И все. Стыд был в этой печали.

-

— Голда, — нарушил отец молчание.

— Ну…

— Что ты думаешь?.. Рубль… ведь рубль нужен теперь… Как можно… поэтому… или… ты бы сходила к Шпринце толстой… сходи.

— Провались ты сквозь землю.

— Довольно с нас Лейбеле, Голда… Достаточно Лейбеле. Пусть он будет там добрым заступником за нас. Душа чистая и непорочная… Теперь, может быть, она уплатила бы, она ведь понимает, что нам нужны… деньги на погребение.

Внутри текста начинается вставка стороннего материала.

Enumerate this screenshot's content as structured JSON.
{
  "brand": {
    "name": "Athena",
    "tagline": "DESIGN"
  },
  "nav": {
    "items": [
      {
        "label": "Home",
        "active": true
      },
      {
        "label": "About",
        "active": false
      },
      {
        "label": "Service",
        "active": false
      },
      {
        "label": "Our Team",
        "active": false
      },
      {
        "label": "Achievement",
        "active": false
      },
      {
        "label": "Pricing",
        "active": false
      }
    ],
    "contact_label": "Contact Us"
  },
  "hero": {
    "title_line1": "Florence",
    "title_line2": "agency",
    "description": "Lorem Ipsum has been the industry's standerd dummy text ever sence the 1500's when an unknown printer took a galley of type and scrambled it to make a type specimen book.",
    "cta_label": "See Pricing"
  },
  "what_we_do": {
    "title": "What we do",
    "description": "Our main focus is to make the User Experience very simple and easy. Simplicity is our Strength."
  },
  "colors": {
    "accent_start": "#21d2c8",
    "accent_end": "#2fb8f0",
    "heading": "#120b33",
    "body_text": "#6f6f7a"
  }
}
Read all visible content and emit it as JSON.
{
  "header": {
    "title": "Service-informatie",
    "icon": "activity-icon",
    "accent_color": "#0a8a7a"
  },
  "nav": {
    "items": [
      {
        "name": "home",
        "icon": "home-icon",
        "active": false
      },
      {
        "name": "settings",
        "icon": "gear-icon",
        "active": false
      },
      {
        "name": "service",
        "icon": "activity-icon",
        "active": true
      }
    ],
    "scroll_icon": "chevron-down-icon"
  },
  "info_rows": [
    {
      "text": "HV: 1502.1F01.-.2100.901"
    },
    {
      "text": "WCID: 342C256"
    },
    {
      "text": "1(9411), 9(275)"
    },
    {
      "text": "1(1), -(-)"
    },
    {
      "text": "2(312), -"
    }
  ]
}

Мать закрыла лицо руками и заплакала…

Это было долгое рыдание, дрожащее, прерывающееся в середине и протяжное под конец.

Отец поднялся и сказал:

— Ну, довольно, Голда… Ему ведь теперь, наверное, хорошо… он перестал мучиться… А нам… теперь ты будешь знать, как проклинать близнецов. Эх, даже заплатить за похороны нечем… Бог знает, что Он делает… Очевидно, какая-то душа должна была закончить время свое, и родился у нас Лейбеле… А ты, Иоселе, ложись спать, сынок… Завтра надо рано вставать в хедер…

-

И я с этого завтрашнего дня возвратился снова к учению о «туке» и о «двух почках». Из хедера меня не вызывали весь тот «зман». Я тянул свое ярмо. Моя испуганная душа думала о жизни человека, о его обязанностях, о рождении и смерти — и о душе его, которая должна воплощаться в тело ребенка, чтобы выполнить поневоле свое назначение…

Все шло, как всегда…

(1903)

Перевел Давид Выгодский. // Еврейский альманах. 1923, Петроград-Москва.

Вокруг точки

(Фрагменты повести)

Пер. Н. Штиф

9

В соседней комнате, рядом с мастерской, сидел Абрамзон и неутомимо работал. Он отдался всецело большой работе «О еврейском творчестве к началу XX века». Эта статья давно была уже продумана им до деталей и мелочей, вполне выношена в его душе, и ему осталось только перевести ее на бумагу.